Perché la pianta possedeva particolari proprietà? La leggenda vuole che la pianta, viste le sue affinità con gli uomini, soffrisse tutte le volte che si estirpavano le sue radici. E proprio per questo si vendicava producendo dei veleni che potevano portare alla pazzia o alla morte. La superstizione era profondamente radicata nell’uomo e trovava terra feconda nella sua ignoranza.
Per sfuggire a eventuali vendette della pianta, infatti, si legavano tra di loro con una corda le radici della pianta da estrarre e un cane dal manto nero, che fosse stato mantenuto a digiuno per il giusto tempo. Poi, guardando la luna e suonando uno zufolo, si mostrava al cane un pezzo di carne perché cominciasse a tirare ed estrarre la radice.
La mandragora è una pianta tossica e non commestibile dato che contiene alcaloidi. Se assunta in determinate quantità, provoca allucinazioni, vomito e problematiche gastrointestinali, tachicardia, pressione alta, convulsioni e, in casi estremi, anche la morte.
Proprietà mediche
Nel 1700 il medico Linneo chiamava la mandragora “Atropa” per via delle sue proprietà velenose.
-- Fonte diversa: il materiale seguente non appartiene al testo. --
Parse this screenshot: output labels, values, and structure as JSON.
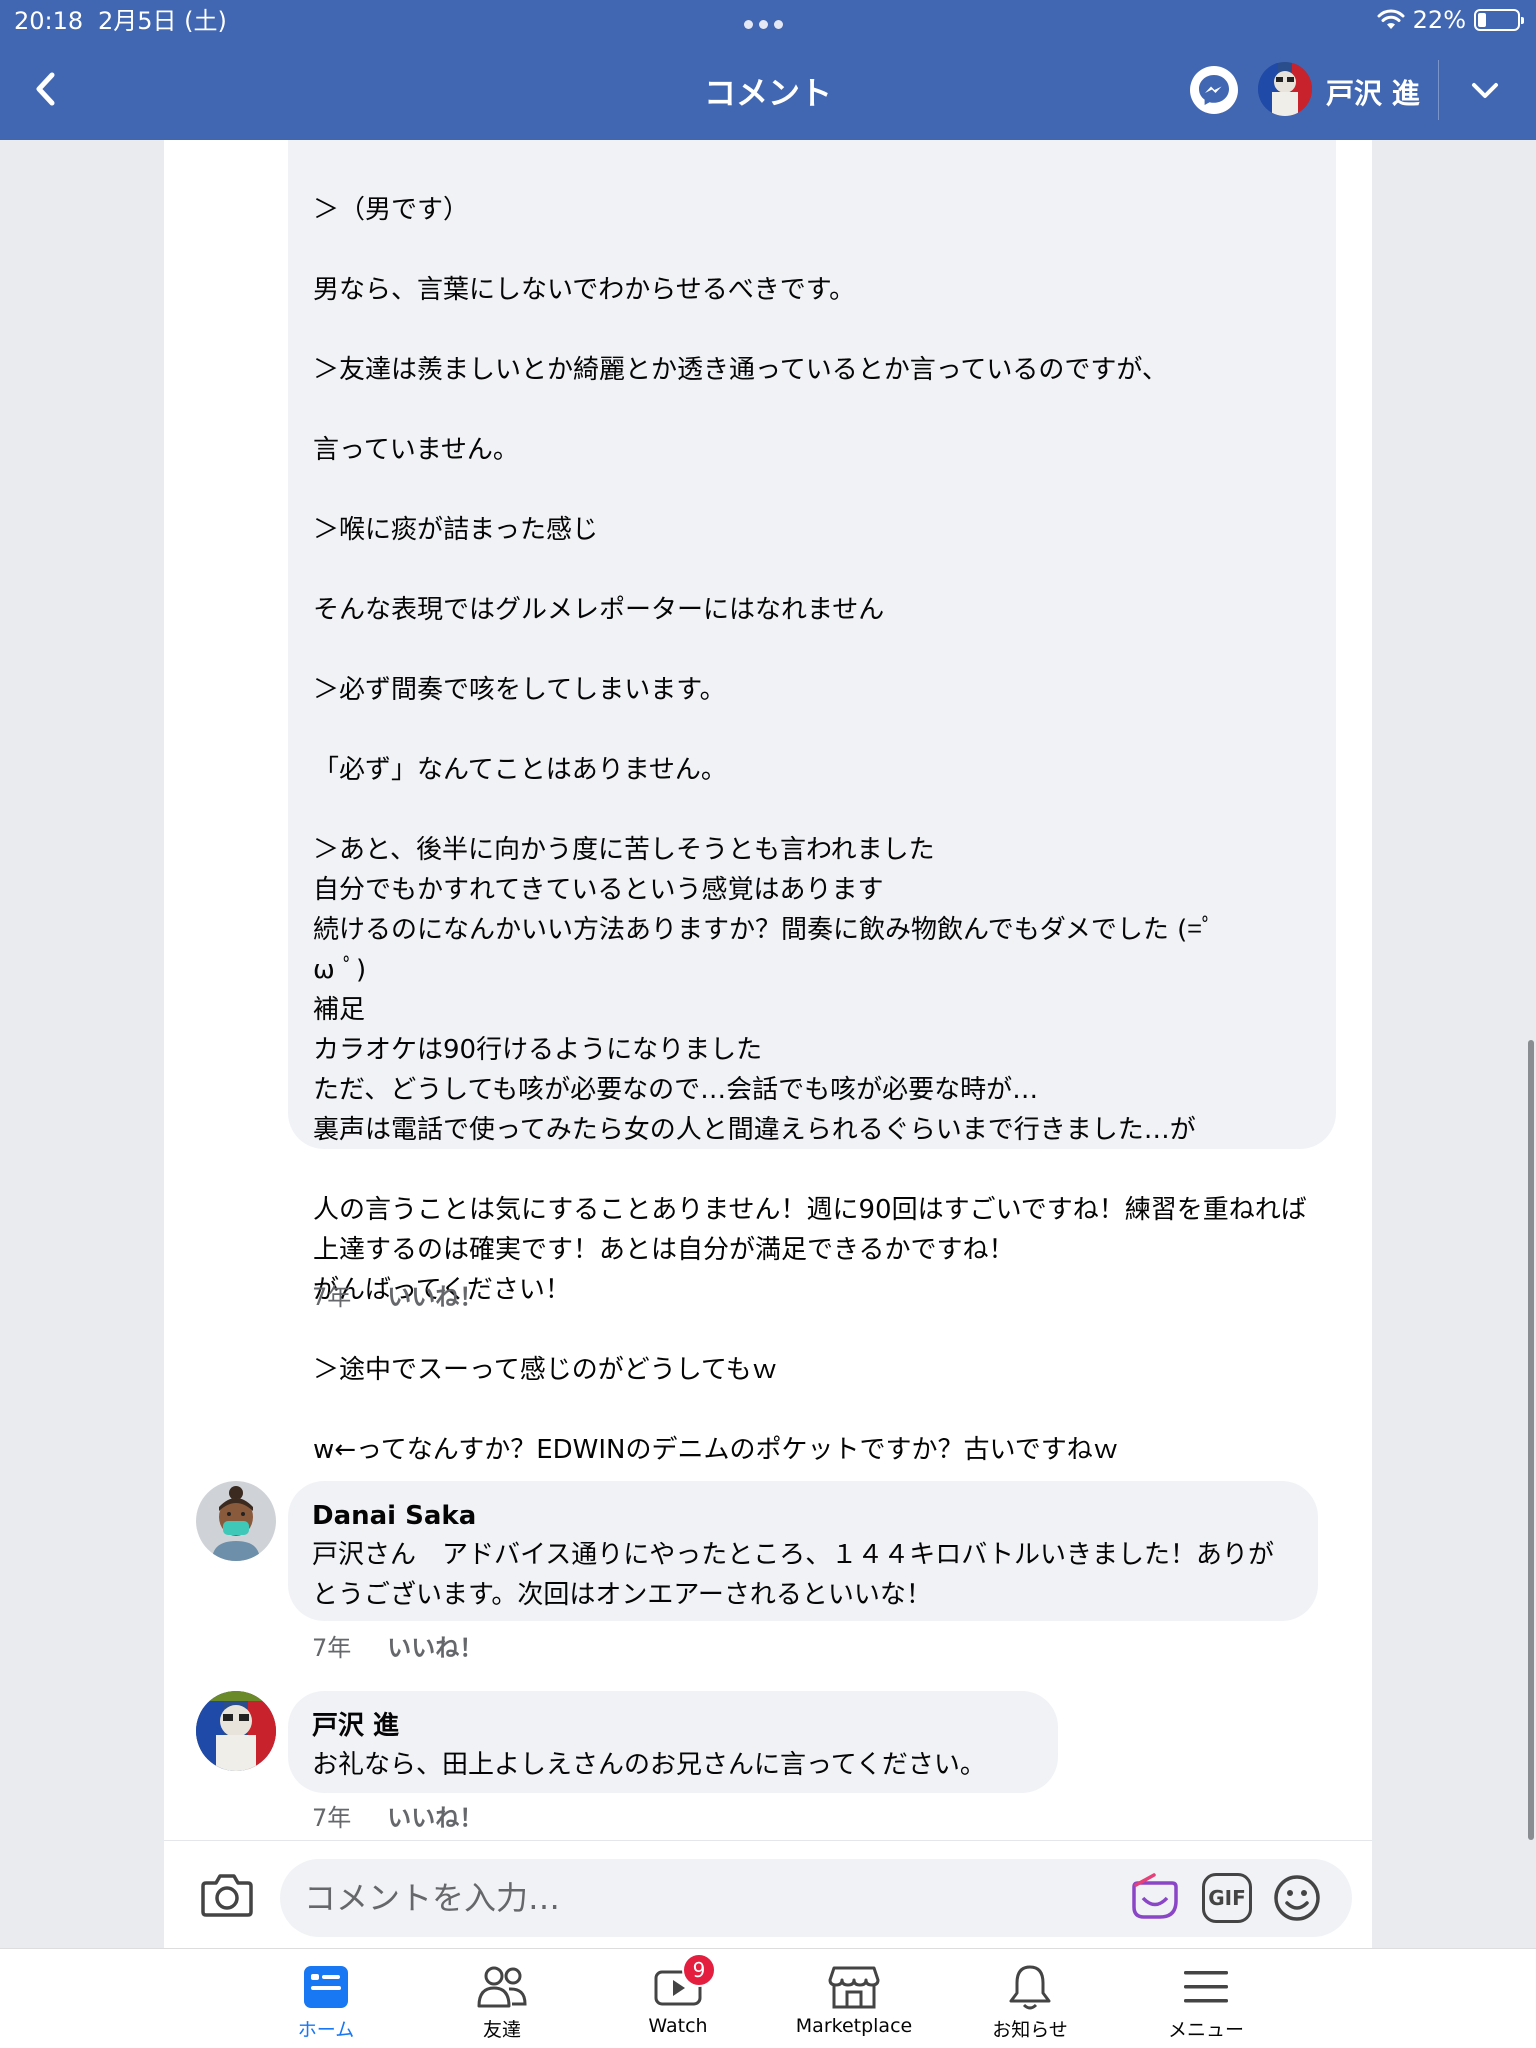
{
  "status_bar": {
    "time": "20:18",
    "date": "2月5日 (土)",
    "battery": "22%"
  },
  "nav": {
    "title": "コメント",
    "profile_name": "戸沢 進"
  },
  "comments": [
    {
      "text": "＞（男です）\n\n男なら、言葉にしないでわからせるべきです。\n\n＞友達は羨ましいとか綺麗とか透き通っているとか言っているのですが、\n\n言っていません。\n\n＞喉に痰が詰まった感じ\n\nそんな表現ではグルメレポーターにはなれません\n\n＞必ず間奏で咳をしてしまいます。\n\n「必ず」なんてことはありません。\n\n＞あと、後半に向かう度に苦しそうとも言われました\n自分でもかすれてきているという感覚はあります\n続けるのになんかいい方法ありますか？間奏に飲み物飲んでもダメでした (=ﾟ\nω ﾟ)\n補足\nカラオケは90行けるようになりました\nただ、どうしても咳が必要なので…会話でも咳が必要な時が…\n裏声は電話で使ってみたら女の人と間違えられるぐらいまで行きました…が\n\n人の言うことは気にすることありません！週に90回はすごいですね！練習を重ねれば上達するのは確実です！あとは自分が満足できるかですね！\nがんばってください！\n\n＞途中でスーって感じのがどうしてもｗ\n\nw←ってなんすか？EDWINのデニムのポケットですか？古いですねｗ",
      "time": "7年",
      "like": "いいね！"
    },
    {
      "author": "Danai Saka",
      "text": "戸沢さん　アドバイス通りにやったところ、１４４キロバトルいきました！ありがとうございます。次回はオンエアーされるといいな！",
      "time": "7年",
      "like": "いいね！"
    },
    {
      "author": "戸沢 進",
      "text": "お礼なら、田上よしえさんのお兄さんに言ってください。",
      "time": "7年",
      "like": "いいね！"
    }
  ],
  "composer": {
    "placeholder": "コメントを入力…",
    "gif_label": "GIF"
  },
  "tabs": [
    {
      "label": "ホーム",
      "icon": "home-feed-icon"
    },
    {
      "label": "友達",
      "icon": "friends-icon"
    },
    {
      "label": "Watch",
      "icon": "watch-icon",
      "badge": "9"
    },
    {
      "label": "Marketplace",
      "icon": "marketplace-icon"
    },
    {
      "label": "お知らせ",
      "icon": "bell-icon"
    },
    {
      "label": "メニュー",
      "icon": "menu-icon"
    }
  ],
  "colors": {
    "header": "#4267b2",
    "bubble": "#f0f2f5",
    "active_tab": "#1877f2",
    "badge": "#e41e3f"
  }
}
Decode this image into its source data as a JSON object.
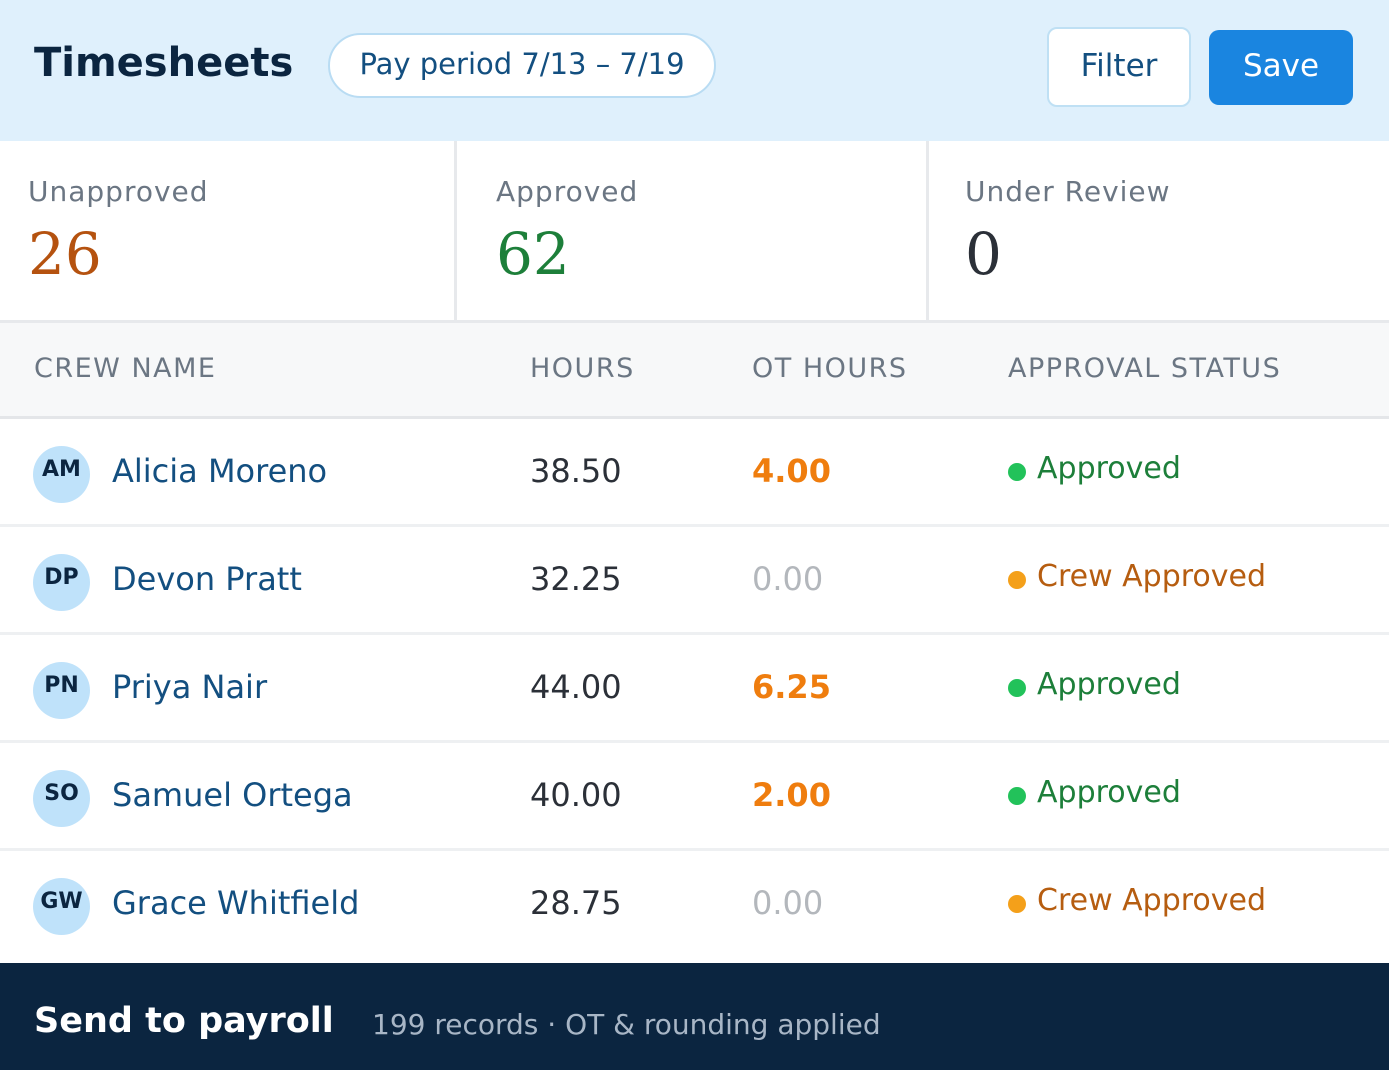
{
  "header": {
    "title": "Timesheets",
    "pay_period": "Pay period 7/13 – 7/19",
    "filter_label": "Filter",
    "save_label": "Save"
  },
  "stats": [
    {
      "label": "Unapproved",
      "value": "26",
      "color": "#b5520f"
    },
    {
      "label": "Approved",
      "value": "62",
      "color": "#1d7f3a"
    },
    {
      "label": "Under Review",
      "value": "0",
      "color": "#2b3038"
    }
  ],
  "table": {
    "columns": [
      "CREW NAME",
      "HOURS",
      "OT HOURS",
      "APPROVAL STATUS"
    ],
    "rows": [
      {
        "initials": "AM",
        "name": "Alicia Moreno",
        "hours": "38.50",
        "ot": "4.00",
        "status": "Approved"
      },
      {
        "initials": "DP",
        "name": "Devon Pratt",
        "hours": "32.25",
        "ot": "0.00",
        "status": "Crew Approved"
      },
      {
        "initials": "PN",
        "name": "Priya Nair",
        "hours": "44.00",
        "ot": "6.25",
        "status": "Approved"
      },
      {
        "initials": "SO",
        "name": "Samuel Ortega",
        "hours": "40.00",
        "ot": "2.00",
        "status": "Approved"
      },
      {
        "initials": "GW",
        "name": "Grace Whitfield",
        "hours": "28.75",
        "ot": "0.00",
        "status": "Crew Approved"
      }
    ]
  },
  "footer": {
    "title": "Send to payroll",
    "subtitle": "199 records · OT & rounding applied"
  },
  "colors": {
    "accent": "#1a85e0",
    "header_bg": "#dff0fc",
    "footer_bg": "#0b2540",
    "ot_highlight": "#ef7d0e",
    "approved": "#1d7f3a",
    "crew_approved": "#b65d10"
  }
}
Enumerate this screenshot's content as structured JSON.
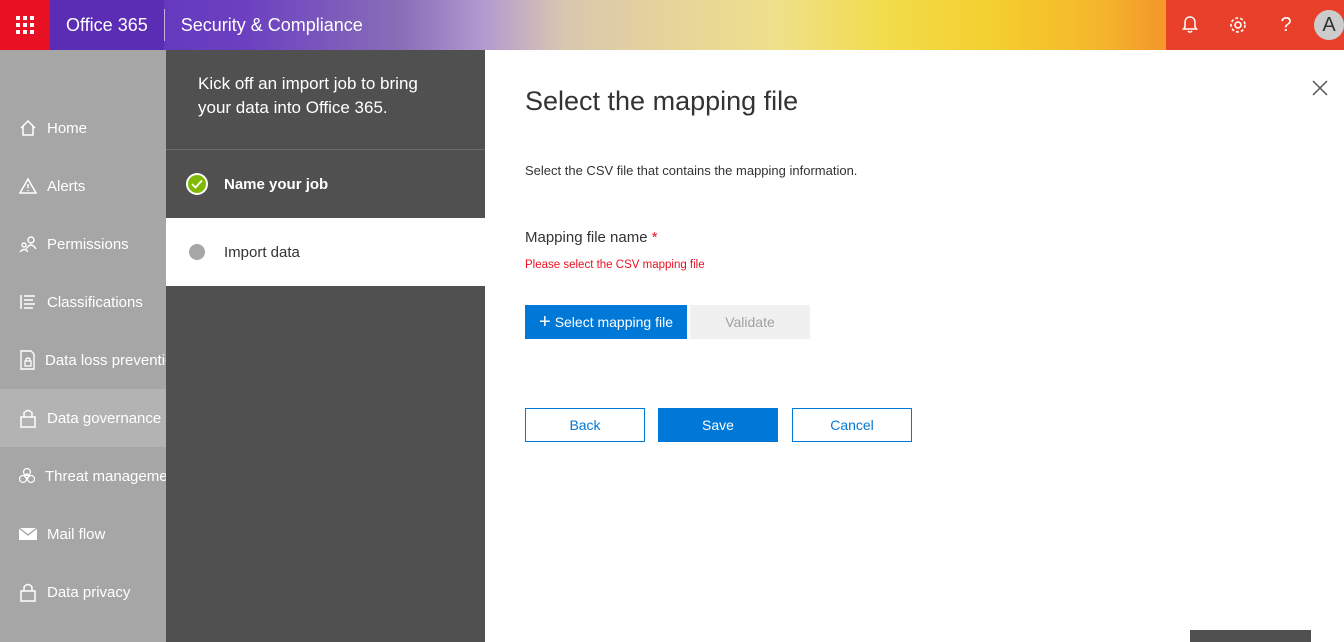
{
  "topbar": {
    "brand": "Office 365",
    "app_title": "Security & Compliance",
    "avatar_initial": "A",
    "icons": [
      "bell-icon",
      "gear-icon",
      "help-icon"
    ],
    "help_glyph": "?"
  },
  "leftnav": {
    "items": [
      {
        "label": "Home",
        "icon": "home-icon"
      },
      {
        "label": "Alerts",
        "icon": "alert-icon"
      },
      {
        "label": "Permissions",
        "icon": "people-icon"
      },
      {
        "label": "Classifications",
        "icon": "list-icon"
      },
      {
        "label": "Data loss prevention",
        "icon": "lock-document-icon"
      },
      {
        "label": "Data governance",
        "icon": "lock-icon"
      },
      {
        "label": "Threat management",
        "icon": "biohazard-icon"
      },
      {
        "label": "Mail flow",
        "icon": "mail-icon"
      },
      {
        "label": "Data privacy",
        "icon": "lock-icon"
      }
    ]
  },
  "wizard": {
    "header": "Kick off an import job to bring your data into Office 365.",
    "steps": [
      {
        "label": "Name your job",
        "status": "done"
      },
      {
        "label": "Import data",
        "status": "current"
      }
    ]
  },
  "main": {
    "title": "Select the mapping file",
    "description": "Select the CSV file that contains the mapping information.",
    "field_label": "Mapping file name",
    "required_mark": "*",
    "error": "Please select the CSV mapping file",
    "select_button": "Select mapping file",
    "plus_glyph": "+",
    "validate_button": "Validate",
    "back_button": "Back",
    "save_button": "Save",
    "cancel_button": "Cancel"
  },
  "colors": {
    "accent": "#0078d7",
    "error": "#e81123",
    "success": "#7fba00",
    "waffle": "#e81123"
  }
}
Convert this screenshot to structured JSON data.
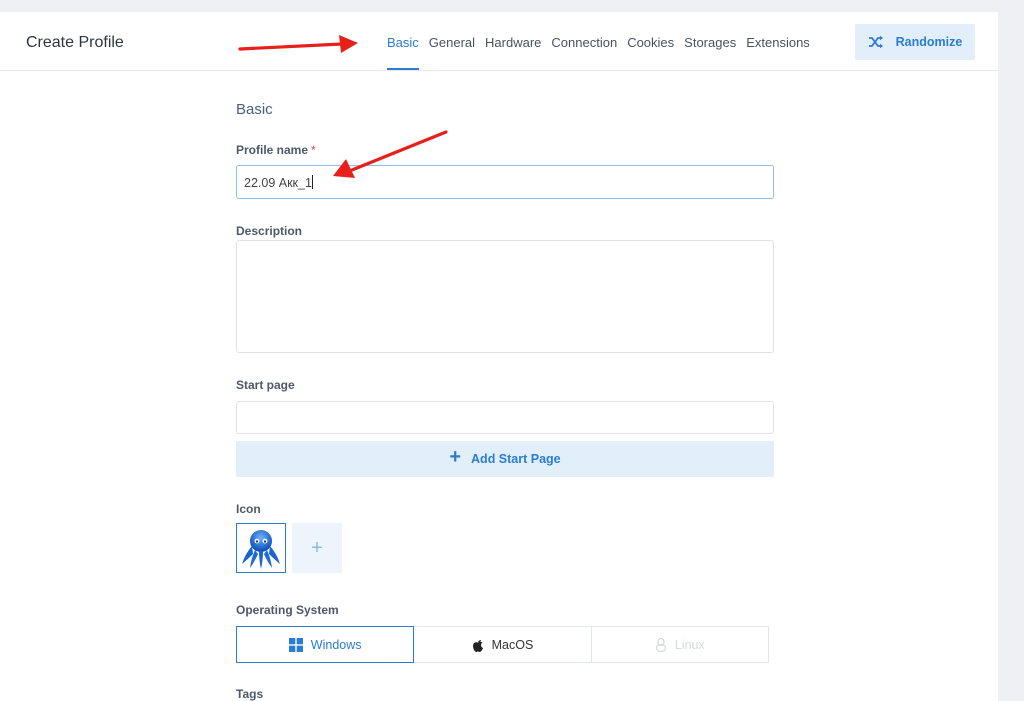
{
  "header": {
    "title": "Create Profile",
    "tabs": [
      {
        "label": "Basic",
        "active": true
      },
      {
        "label": "General"
      },
      {
        "label": "Hardware"
      },
      {
        "label": "Connection"
      },
      {
        "label": "Cookies"
      },
      {
        "label": "Storages"
      },
      {
        "label": "Extensions"
      }
    ],
    "randomize_label": "Randomize"
  },
  "form": {
    "section_title": "Basic",
    "profile_name": {
      "label": "Profile name",
      "required_mark": "*",
      "value": "22.09 Акк_1"
    },
    "description": {
      "label": "Description",
      "value": ""
    },
    "start_page": {
      "label": "Start page",
      "value": "",
      "add_label": "Add Start Page"
    },
    "icon": {
      "label": "Icon",
      "add_symbol": "+"
    },
    "operating_system": {
      "label": "Operating System",
      "options": [
        {
          "label": "Windows",
          "icon": "windows-icon",
          "selected": true
        },
        {
          "label": "MacOS",
          "icon": "apple-icon"
        },
        {
          "label": "Linux",
          "icon": "linux-icon",
          "disabled": true
        }
      ]
    },
    "tags": {
      "label": "Tags"
    }
  },
  "colors": {
    "accent": "#2b7cd3",
    "accent_light": "#e2effb",
    "annotation_arrow": "#e8201a"
  }
}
Atropo, infatti, era una delle tre Parche, in particolare era colei che recideva il filo della vita al momento appropriato. Ma al di là della superstizione e della magia la mandragora ha sempre evidenziato delle particolari proprietà anestetiche. Già nel I secolo d.C Dioscoride ne descrive l’impiego come antidolorifico.
Ne si metteva un po’ nel vino e poi si dava da bere ai pazienti nei quali si dovevano praticare delle incisioni. Anche la grande Roma adoperava la mandragora allo stesso modo, forse imparandolo dagli egizi. Per i romani non c’era nulla di meglio per calmare il mal di denti.
La prima ricetta anestetica dettagliata la possiamo leggere grazie ad Arnaldo da Villanova nella sua Opera Omnia. Consisteva nell’applicare sul naso e sulla fronte del paziente un panno umido precedentemente immerso in una miscela acquosa di oppio, mandragora e giusquiamo (presi in parti uguali).
Il paziente cadeva così in un sonno profondo senza che sentisse dolore. In questo modo lo si poteva operare al sicuro. Anche nel Rinascimento la pianta era molto ricercata, benché i dotti dell’epoca ne contestassero la reale efficacia descritta.
Non vi era casa nella quale non ne fosse custodita un po’. La pianta, infatti, doveva assicurare alla famiglia felicità, salute e ricchezza (più un talismano che una medicina). In ogni caso la si continuava a usare per curare l’epilessia e la depressione. Ma anche l’insonnia (commista a rosso d’uovo e latte di donna) o l’incontinenza urinaria, o come antiveleno.
Oggi la scienza ha definitivamente sfatato tutte le proprietà magiche, però ne ha riconosciuto alcuni effetti farmacologici. In particolare sono stati isolati i principi attivi della scopolamina, atropina e josciamina, sostanze ancora oggi usate in farmacologia ufficiale, sebbene lo si faccia in dosi precise.